Animating characters can be an easy or difficult task - interacting with objects is one of the latter. In this research, we present the Neural State Machine, a data-driven deep learning framework for character-scene interactions. The difficulty in such animations is that they require complex planning of periodic as well as aperiodic movements to complete a given task. Creating them in a production-ready quality is not straightforward and often very time-consuming. Instead, our system can synthesize different movements and scene interactions from motion capture data, and allows the user to seamlessly control the character in real-time from simple control commands. Since our model directly learns from the geometry, the motions can naturally adapt to variations in the scene. We show that our system can generate a large variety of movements, icluding locomotion, sitting on chairs, carrying boxes, opening doors and avoiding obstacles, all from a single model. The model is responsive, compact and scalable, and is the first of such frameworks to handle scene interaction tasks for data-driven character animation.

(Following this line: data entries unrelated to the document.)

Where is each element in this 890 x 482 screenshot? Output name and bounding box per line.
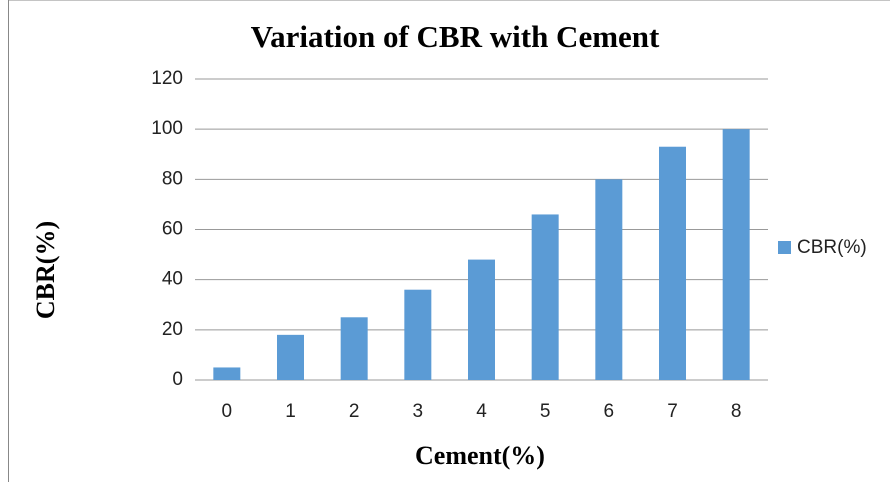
bar: [404, 289, 432, 380]
x-tick-label: 2: [349, 401, 360, 422]
x-tick-label: 5: [540, 401, 551, 422]
x-tick-label: 3: [413, 401, 424, 422]
y-tick-label: 100: [151, 118, 183, 139]
y-tick-label: 80: [162, 168, 183, 189]
bar: [659, 146, 686, 380]
y-tick-label: 40: [162, 269, 183, 290]
x-tick-label: 1: [285, 401, 296, 422]
x-tick-label: 4: [476, 401, 487, 422]
bar: [531, 214, 559, 380]
x-tick-label: 0: [222, 401, 233, 422]
y-tick-label: 60: [162, 219, 183, 240]
legend-swatch: [778, 241, 791, 254]
bar: [595, 179, 623, 380]
y-axis-label: CBR(%): [31, 221, 60, 319]
bar: [340, 317, 368, 380]
chart-title: Variation of CBR with Cement: [251, 19, 660, 54]
y-tick-label: 20: [162, 319, 183, 340]
y-tick-label: 120: [151, 68, 183, 89]
x-tick-label: 6: [604, 401, 615, 422]
bar: [277, 334, 304, 380]
bar: [213, 367, 241, 380]
legend-label: CBR(%): [797, 237, 867, 258]
y-tick-label: 0: [172, 369, 183, 390]
x-axis-label: Cement(%): [415, 441, 545, 470]
bar: [722, 129, 750, 380]
x-tick-label: 8: [731, 401, 742, 422]
bar: [468, 259, 495, 380]
x-tick-label: 7: [667, 401, 678, 422]
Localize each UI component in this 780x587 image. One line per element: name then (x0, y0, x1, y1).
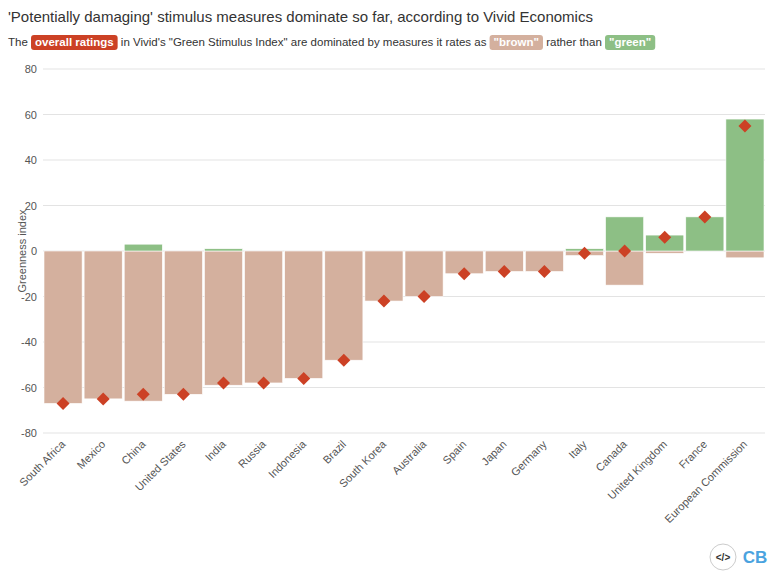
title: 'Potentially damaging' stimulus measures… (8, 8, 593, 25)
x-tick-label: France (677, 438, 710, 471)
bar (405, 251, 443, 297)
legend-label: "green" (609, 36, 651, 48)
grid-line (43, 69, 765, 70)
x-tick-label: Australia (390, 437, 429, 476)
marker (177, 388, 190, 401)
bar (726, 119, 764, 251)
x-tick-label: Japan (479, 438, 509, 468)
y-tick-label: 0 (31, 245, 37, 257)
marker (377, 295, 390, 308)
bar (726, 251, 764, 258)
x-tick-label: Russia (236, 437, 269, 470)
chart: 'Potentially damaging' stimulus measures… (0, 0, 780, 587)
grid-line (43, 160, 765, 161)
bar (164, 251, 202, 252)
y-tick-label: -40 (21, 336, 37, 348)
y-tick-label: 80 (25, 63, 37, 75)
legend-item: overall ratings (31, 35, 118, 50)
marker (217, 376, 230, 389)
y-tick-label: 60 (25, 109, 37, 121)
legend-swatch (31, 35, 118, 50)
legend-swatch (605, 35, 655, 50)
grid-line (43, 433, 765, 434)
marker (658, 231, 671, 244)
bar (365, 251, 403, 252)
grid-line (43, 114, 765, 115)
marker (578, 247, 591, 260)
grid (43, 69, 765, 433)
bar (44, 251, 82, 403)
bar (164, 251, 202, 394)
bar (485, 251, 523, 252)
logo-text: CB (743, 548, 768, 567)
bar (44, 251, 82, 252)
bar (204, 251, 242, 385)
marker (498, 265, 511, 278)
bar (245, 251, 283, 252)
marker (698, 210, 711, 223)
marker (297, 372, 310, 385)
bar (646, 251, 684, 253)
bar (325, 251, 363, 360)
plot-area (44, 119, 764, 410)
marker (97, 392, 110, 405)
x-tick-label: Italy (566, 438, 589, 461)
y-axis-label: Greenness index (16, 209, 28, 293)
bar (124, 251, 162, 401)
x-tick-label: Indonesia (266, 437, 309, 480)
x-tick-label: Germany (508, 438, 549, 479)
bar (445, 251, 483, 252)
logo-circle (710, 544, 736, 570)
logo-text: </> (716, 552, 731, 563)
x-tick-label: India (203, 437, 229, 463)
x-tick-label: Mexico (74, 438, 107, 471)
subtitle: rather than (543, 36, 605, 48)
legend-label: "brown" (494, 36, 539, 48)
bar (285, 251, 323, 252)
x-tick-label: China (119, 437, 148, 466)
bar (525, 251, 563, 252)
legend-swatch (490, 35, 543, 50)
bar (365, 251, 403, 301)
y-tick-label: 40 (25, 154, 37, 166)
grid-line (43, 205, 765, 206)
legend-item: "green" (605, 35, 655, 50)
x-tick-label: Canada (593, 437, 629, 473)
marker (418, 290, 431, 303)
subtitle: The (8, 36, 31, 48)
legend-item: "brown" (490, 35, 543, 50)
x-tick-label: South Korea (337, 437, 389, 489)
bar (405, 251, 443, 252)
marker (538, 265, 551, 278)
y-tick-label: -80 (21, 427, 37, 439)
marker (738, 119, 751, 132)
x-tick-label: European Commission (662, 438, 749, 525)
y-tick-label: -60 (21, 382, 37, 394)
marker (458, 267, 471, 280)
bar (245, 251, 283, 383)
legend-label: overall ratings (35, 36, 114, 48)
logo: </> CB (710, 544, 767, 570)
subtitle: in Vivid's "Green Stimulus Index" are do… (118, 36, 490, 48)
x-tick-label: United Kingdom (605, 438, 669, 502)
x-tick-label: United States (133, 438, 189, 494)
bar (84, 251, 122, 252)
marker (618, 245, 631, 258)
bar (285, 251, 323, 378)
bar (325, 251, 363, 252)
marker (137, 388, 150, 401)
marker (57, 397, 70, 410)
x-tick-label: South Africa (17, 437, 68, 488)
x-tick-label: Brazil (320, 438, 348, 466)
bar (84, 251, 122, 399)
bar (204, 249, 242, 251)
marker (337, 354, 350, 367)
marker (257, 376, 270, 389)
x-tick-label: Spain (440, 438, 468, 466)
bar (124, 244, 162, 251)
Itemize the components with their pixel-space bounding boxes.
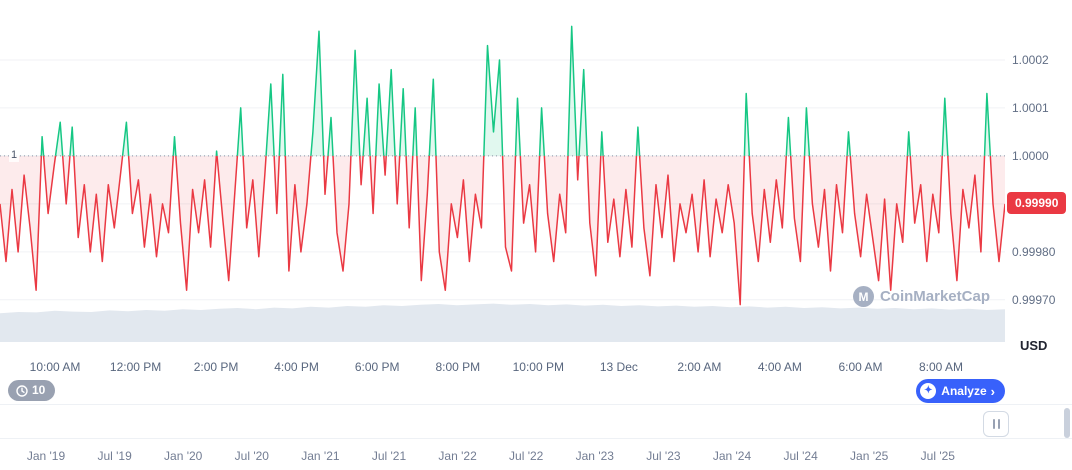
- time-tick-label: 2:00 PM: [193, 360, 239, 374]
- price-fill-below: [0, 155, 1005, 305]
- range-tick-label: Jan '19: [26, 449, 66, 463]
- price-tick-label: 1.0000: [1012, 149, 1049, 163]
- handle-grip-icon: [992, 419, 995, 429]
- time-tick-label: 10:00 AM: [29, 360, 81, 374]
- price-tick-label: 0.99970: [1012, 293, 1056, 307]
- price-tick-label: 1.0002: [1012, 53, 1049, 67]
- handle-grip-icon: [997, 419, 1000, 429]
- range-tick-label: Jan '24: [712, 449, 752, 463]
- price-tick-label: 1.0001: [1012, 101, 1049, 115]
- range-tick-label: Jul '19: [97, 449, 132, 463]
- price-chart[interactable]: [0, 0, 1005, 355]
- chevron-right-icon: ›: [990, 383, 995, 399]
- time-tick-label: 12:00 PM: [109, 360, 162, 374]
- time-tick-label: 4:00 PM: [274, 360, 319, 374]
- range-tick-label: Jan '22: [438, 449, 477, 463]
- history-count: 10: [32, 383, 46, 397]
- divider: [0, 404, 1072, 405]
- price-line-green: [40, 25, 992, 156]
- range-tick-label: Jan '25: [850, 449, 889, 463]
- time-tick-label: 10:00 PM: [512, 360, 564, 374]
- price-axis[interactable]: 1.0002 1.0001 1.0000 0.99990 0.99980 0.9…: [1005, 0, 1072, 355]
- range-scrubber[interactable]: [0, 405, 1072, 438]
- range-tick-label: Jan '23: [575, 449, 614, 463]
- range-axis: Jan '19 Jul '19 Jan '20 Jul '20 Jan '21 Jul '…: [0, 446, 1005, 466]
- range-tick-label: Jul '23: [646, 449, 681, 463]
- time-tick-label: 4:00 AM: [757, 360, 802, 374]
- range-tick-label: Jul '22: [509, 449, 544, 463]
- sparkle-icon: ✦: [920, 383, 937, 399]
- time-tick-label: 8:00 PM: [435, 360, 481, 374]
- range-tick-label: Jan '21: [301, 449, 340, 463]
- currency-label: USD: [1020, 338, 1048, 353]
- time-tick-label: 6:00 PM: [354, 360, 400, 374]
- divider: [0, 438, 1072, 439]
- time-tick-label: 13 Dec: [599, 360, 638, 374]
- range-tick-label: Jul '24: [783, 449, 818, 463]
- price-line-red: [0, 155, 1005, 306]
- time-tick-label: 6:00 AM: [838, 360, 883, 374]
- range-handle-button[interactable]: [983, 411, 1009, 437]
- baseline-label: 1: [9, 148, 20, 162]
- range-tick-label: Jan '20: [164, 449, 203, 463]
- time-tick-label: 2:00 AM: [677, 360, 722, 374]
- clock-icon: [16, 384, 28, 397]
- current-price-badge: 0.99990: [1007, 192, 1067, 214]
- coinmarketcap-logo-icon: M: [852, 286, 874, 307]
- range-tick-label: Jul '20: [234, 449, 269, 463]
- volume-area: [0, 303, 1005, 342]
- range-tick-label: Jul '21: [371, 449, 407, 463]
- history-badge[interactable]: 10: [8, 380, 56, 401]
- time-axis[interactable]: 10:00 AM 12:00 PM 2:00 PM 4:00 PM 6:00 PM 8:0…: [0, 356, 1005, 378]
- watermark-text: CoinMarketCap: [879, 288, 990, 305]
- analyze-label: Analyze: [941, 383, 987, 398]
- watermark: M CoinMarketCap: [852, 286, 990, 307]
- analyze-button[interactable]: ✦ Analyze ›: [916, 379, 1005, 403]
- price-tick-label: 0.99980: [1012, 245, 1056, 259]
- range-tick-label: Jul '25: [920, 449, 955, 463]
- time-tick-label: 8:00 AM: [918, 360, 964, 374]
- scrollbar-thumb[interactable]: [1064, 408, 1070, 438]
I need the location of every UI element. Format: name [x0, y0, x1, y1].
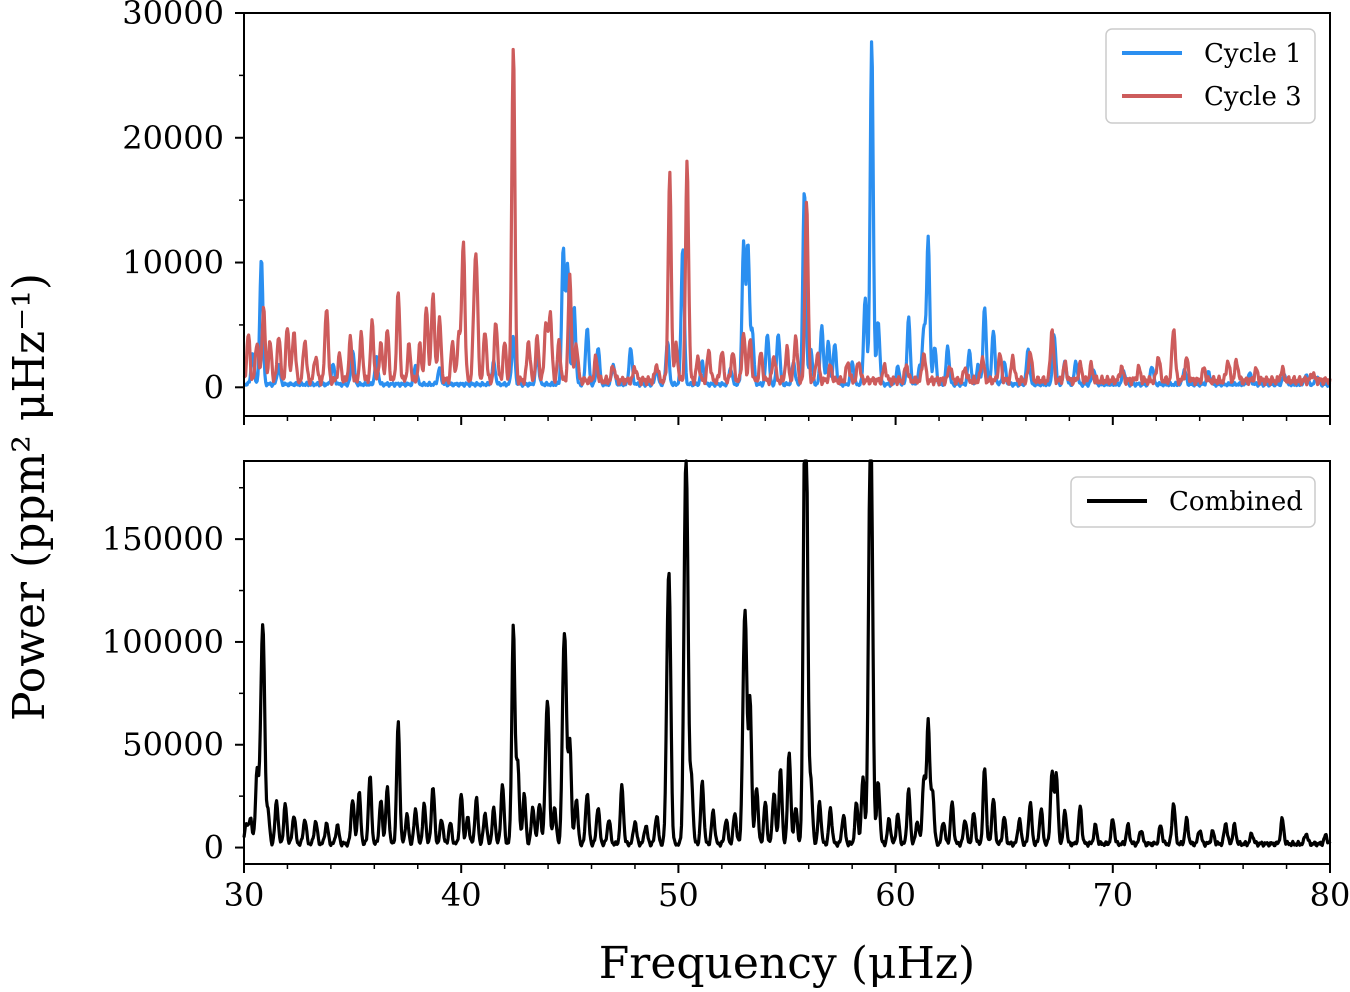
- y-tick-label: 50000: [122, 726, 224, 764]
- bottom-y-tick-labels: 0 50000 100000 150000: [102, 520, 224, 866]
- series-combined-line: [242, 459, 1332, 848]
- x-tick-label: 40: [441, 876, 482, 914]
- top-axes-frame: [243, 12, 1331, 417]
- legend-label-combined: Combined: [1169, 487, 1303, 517]
- y-axis-title: Power (ppm² μHz⁻¹): [4, 273, 55, 721]
- top-panel: 0 10000 20000 30000 Cycle 1 Cycle 3: [122, 0, 1332, 425]
- top-legend: Cycle 1 Cycle 3: [1105, 28, 1316, 124]
- y-tick-label: 10000: [122, 244, 224, 282]
- top-y-tick-labels: 0 10000 20000 30000: [122, 0, 224, 406]
- y-tick-label: 0: [204, 829, 224, 867]
- y-tick-label: 20000: [122, 119, 224, 157]
- legend-label-cycle-3: Cycle 3: [1204, 82, 1302, 112]
- x-tick-label: 50: [658, 876, 699, 914]
- top-series-group: [242, 40, 1332, 388]
- x-tick-label: 70: [1092, 876, 1133, 914]
- bottom-panel: 0 50000 100000 150000 30 40 50 60 70 80 Combined: [102, 459, 1350, 914]
- y-tick-label: 0: [204, 368, 224, 406]
- y-tick-label: 150000: [102, 520, 224, 558]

- Video - Paper - Code & Demo - Mocap Data - ReadMe -


SIGGRAPH 2018
Mode-Adaptive Neural Networks for Quadruped Motion Control
He Zhang+, Sebastian Starke+, Taku Komura, Jun Saito. ACM Trans. Graph. 37, 4, Article 145.
(+Joint First Authors)

Animating characters can be a pain, especially those four-legged monsters! This year, we will be presenting our recent research on quadruped animation and character control at the SIGGRAPH 2018 in Vancouver. The system can produce natural animations from real motion data using a novel neural network architecture, called Mode-Adaptive Neural Networks. Instead of optimising a fixed group of weights, the system learns to dynamically blend a group of weights into a further neural network, based on the current state of the character. That said, the system does not require labels for the phase or locomotion gaits, but can learn from unstructured motion capture data in an end-to-end fashion.

- Video - Paper - Code - Mocap Data - Windows Demo - Linux Demo - Mac Demo - ReadMe -

- Animation Authoring Tool -


SIGGRAPH 2017
Phase-Functioned Neural Networks for Character Control
Daniel Holden, Taku Komura, Jun Saito. ACM Trans. Graph. 36, 4, Article 42.

This work continues the recent work on PFNN (Phase-Functioned Neural Networks) for character control. A demo in Unity3D using the original weights for terrain-adaptive locomotion is contained in the Assets/Demo/SIGGRAPH_2017/Original folder. Another demo on flat ground using the Adam character is contained in the Assets/Demo/SIGGRAPH_2017/Adam folder. In order to run them, you need to download the neural network weights from the link provided in the Link.txt file, extract them into the /NN folder, and store the parameters via the custom inspector button.

- Video - Paper - Code (Unity) - Windows Demo - Linux Demo - Mac Demo -


Processing Pipeline

In progress. More information will be added soon.

Copyright Information

This project is only for research or education purposes, and not freely available for commercial use or redistribution. The motion capture data is available only under the terms of the Attribution-NonCommercial 4.0 International (CC BY-NC 4.0) license.